Syria peace talks: Putin discusses political solution with Erdogan & Rouhani amid ISIS demise

Russian President Vladimir Putin is holding a meeting in Sochi with his Turkish counterpart, Recep Tayyip Erdogan, and Hassan Rouhani of Iran to share their views on Syrian reconciliation. The three countries previously agreed to be guarantors of the Syrian peace process.

Welcoming his dignitary guests, Putin said the meeting comes at a crucial moment in the Syrian armed conflict, when there is an opportunity to end it.

The militants in Syria have sustained a decisive blow, and now there is a realistic chance to end the multiyear civil war,” he said. This would require giving the Syrians a period of peace, during which they would be able to settle their differences, Putin added. This will require compromise by all parties in Syria, both the government and the rebels, he stressed.

Rouhani said that the crisis in Syria has been exacerbated from the start and seriously prolonged by the foreign meddling, including “supplying and arming and other forms of support of militant groups. These consequently formed the core of the terrorist groups Islamic State and Al-Nusra Front.”

Erdogan said the three nations had already helped in resolving the situation in Syria to a large degree through the so-called ‘Astana process’ – several rounds of negotiations sponsored by Russia, Iran and Turkey and hosted by Kazakhstan. “But we don’t consider this result sufficient and believe that all stakeholders must put effort into a political resolution of the conflict, which the Syrian people would accept,” he added.

Last week, the Kremlin confirmed the meeting, which is intended “to have an in-depth exchange of opinions on Syrian reconciliation, particularly in light of common successful work within the Astana format.” 

The three leaders “are planning to discuss further steps to ensure long-term stability in this country” amid “the successes in combatting terrorism and visible reduction of violence in Syria,” the Kremlin statement said.

The Sochi summit will also lay the groundwork for the National Dialogue Congress, which will bring to the table both the Syrian government and various sectarian groups willing to enter into talks with Damascus.
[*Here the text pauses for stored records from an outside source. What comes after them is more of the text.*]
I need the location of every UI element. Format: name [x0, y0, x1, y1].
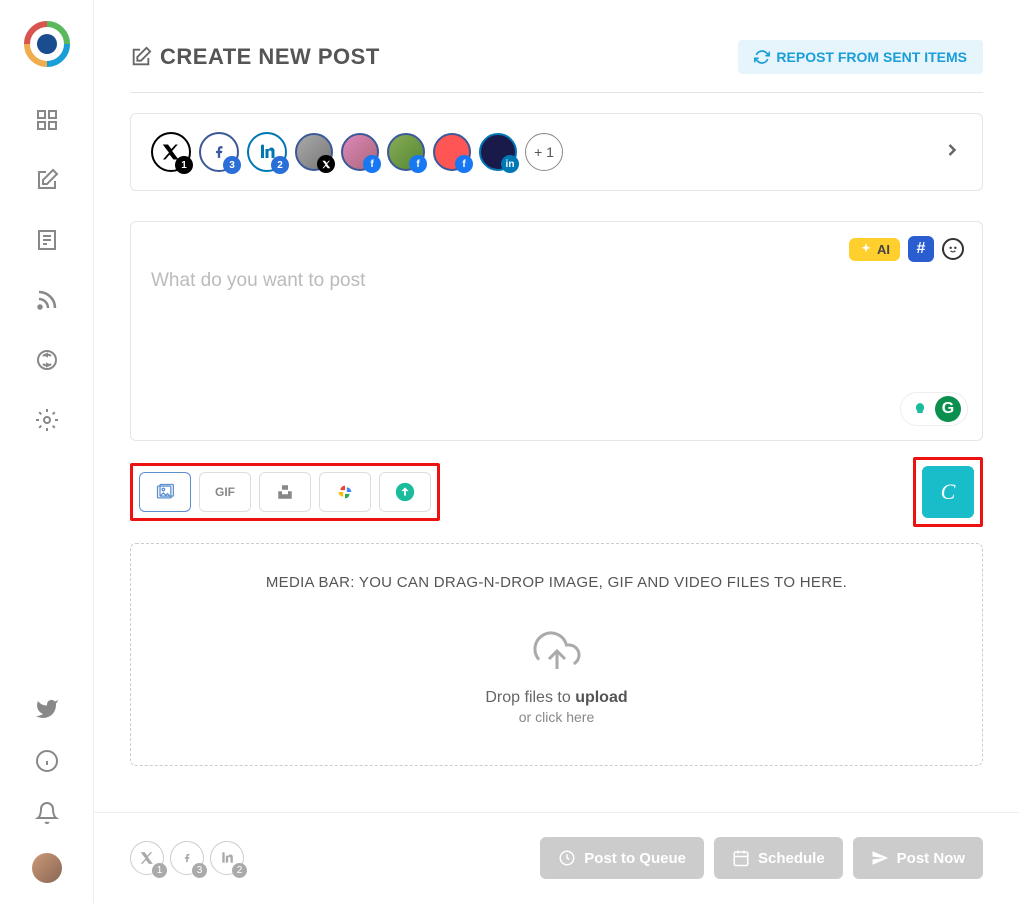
unsplash-button[interactable]: [259, 472, 311, 512]
drop-strong: upload: [575, 689, 627, 706]
post-to-queue-button[interactable]: Post to Queue: [540, 837, 704, 879]
image-icon: [153, 482, 177, 502]
account-profile-4[interactable]: f: [433, 133, 471, 171]
hashtag-button[interactable]: #: [908, 236, 934, 262]
footer-buttons: Post to Queue Schedule Post Now: [540, 837, 983, 879]
dashboard-icon[interactable]: [35, 108, 59, 132]
account-profile-1[interactable]: [295, 133, 333, 171]
repost-label: REPOST FROM SENT ITEMS: [776, 49, 967, 65]
account-x[interactable]: 1: [151, 132, 191, 172]
fb-badge-icon: f: [409, 155, 427, 173]
canva-button[interactable]: C: [922, 466, 974, 518]
main-area: CREATE NEW POST REPOST FROM SENT ITEMS 1…: [94, 0, 1019, 903]
account-profile-5[interactable]: in: [479, 133, 517, 171]
media-buttons-highlight: GIF: [130, 463, 440, 521]
app-logo[interactable]: [23, 20, 71, 68]
header-divider: [130, 92, 983, 93]
emoji-button[interactable]: [942, 238, 964, 260]
rss-icon[interactable]: [35, 288, 59, 312]
x-icon: [140, 851, 154, 865]
queue-label: Post to Queue: [584, 850, 686, 867]
schedule-label: Schedule: [758, 850, 825, 867]
composer-tools: AI #: [849, 236, 964, 262]
accounts-more[interactable]: + 1: [525, 133, 563, 171]
send-icon: [871, 849, 889, 867]
accounts-selector[interactable]: 1 3 2 f f f in + 1: [130, 113, 983, 191]
media-dropzone[interactable]: MEDIA BAR: YOU CAN DRAG-N-DROP IMAGE, GI…: [130, 543, 983, 766]
footer-fb-account[interactable]: 3: [170, 841, 204, 875]
fb-badge-icon: f: [455, 155, 473, 173]
x-badge-icon: [317, 155, 335, 173]
lightbulb-icon[interactable]: [907, 396, 933, 422]
info-icon[interactable]: [35, 749, 59, 773]
canva-highlight: C: [913, 457, 983, 527]
google-photos-icon: [334, 481, 356, 503]
twitter-icon[interactable]: [35, 697, 59, 721]
queue-icon: [558, 849, 576, 867]
composer-extensions: G: [900, 392, 968, 426]
account-profile-3[interactable]: f: [387, 133, 425, 171]
media-bar-text: MEDIA BAR: YOU CAN DRAG-N-DROP IMAGE, GI…: [151, 574, 962, 591]
footer-x-count: 1: [152, 863, 167, 878]
facebook-icon: [182, 850, 192, 866]
linkedin-icon: [220, 851, 234, 865]
nav-icons: [35, 108, 59, 432]
media-toolbar: GIF C: [130, 457, 983, 527]
footer-fb-count: 3: [192, 863, 207, 878]
fb-badge-icon: f: [363, 155, 381, 173]
drop-prefix: Drop files to: [485, 689, 575, 706]
gif-button[interactable]: GIF: [199, 472, 251, 512]
chevron-right-icon[interactable]: [942, 140, 962, 165]
refresh-icon: [754, 49, 770, 65]
grammarly-icon[interactable]: G: [935, 396, 961, 422]
footer-li-account[interactable]: 2: [210, 841, 244, 875]
composer-placeholder: What do you want to post: [151, 270, 962, 292]
calendar-icon: [732, 849, 750, 867]
sidebar: [0, 0, 94, 903]
image-button[interactable]: [139, 472, 191, 512]
google-photos-button[interactable]: [319, 472, 371, 512]
footer-li-count: 2: [232, 863, 247, 878]
repost-button[interactable]: REPOST FROM SENT ITEMS: [738, 40, 983, 74]
cloud-upload-icon: [525, 627, 589, 675]
post-composer[interactable]: AI # What do you want to post G: [130, 221, 983, 441]
now-label: Post Now: [897, 850, 965, 867]
post-now-button[interactable]: Post Now: [853, 837, 983, 879]
edit-icon: [130, 46, 152, 68]
page-title: CREATE NEW POST: [130, 44, 380, 70]
compose-icon[interactable]: [35, 168, 59, 192]
drop-sub: or click here: [151, 709, 962, 725]
document-icon[interactable]: [35, 228, 59, 252]
unsplash-icon: [276, 483, 294, 501]
account-li-count: 2: [271, 156, 289, 174]
gif-label: GIF: [215, 485, 235, 499]
upload-badge-icon: [394, 481, 416, 503]
account-profile-2[interactable]: f: [341, 133, 379, 171]
upload-cloud-button[interactable]: [379, 472, 431, 512]
recycle-icon[interactable]: [35, 348, 59, 372]
header-row: CREATE NEW POST REPOST FROM SENT ITEMS: [130, 40, 983, 74]
footer: 1 3 2 Post to Queue Schedule Post Now: [94, 812, 1019, 903]
sidebar-bottom: [32, 697, 62, 883]
account-fb-count: 3: [223, 156, 241, 174]
page-title-text: CREATE NEW POST: [160, 44, 380, 70]
account-linkedin[interactable]: 2: [247, 132, 287, 172]
footer-x-account[interactable]: 1: [130, 841, 164, 875]
schedule-button[interactable]: Schedule: [714, 837, 843, 879]
settings-icon[interactable]: [35, 408, 59, 432]
account-x-count: 1: [175, 156, 193, 174]
drop-text: Drop files to upload: [151, 689, 962, 707]
ai-label: AI: [877, 242, 890, 257]
li-badge-icon: in: [501, 155, 519, 173]
ai-button[interactable]: AI: [849, 238, 900, 261]
bell-icon[interactable]: [35, 801, 59, 825]
sparkle-icon: [859, 242, 873, 256]
user-avatar[interactable]: [32, 853, 62, 883]
account-facebook[interactable]: 3: [199, 132, 239, 172]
Ankara, however, is reluctant to hold direct talks with the Kurds, while the Syrian opposition remains skeptical about discussing peacemaking efforts with the government.

Iranian leader Rouhani said on Wednesday that it was crucial that the trilateral meeting sought to find ways to reconcile the Syrian government and opposition groupings. “It is important that consultations are held in this summit [in Sochi] about that congress, which should be in the Syrian people’s interests eventually,” President Rouhani said before leaving for Russia, as cited by Tasnim news agency.

The summit comes just days after a surprise meeting between Putin and Syrian President Bashar Assad, who unexpectedly visited Sochi on Monday. Assad, whose forces have been fighting terrorists in Syria since 2011, said that it was due to Russian support that Syria still existed as a state.

Previously, Putin also held telephone conversations with US President Donald Trump and Saudi King Salman bin Abdulaziz. Russian Foreign Minister Sergey Lavrov said that Moscow and Washington had reached “a fairly sustainable cooperation” on Syria, though there were “huge problems in condemning terrorists and extremists.”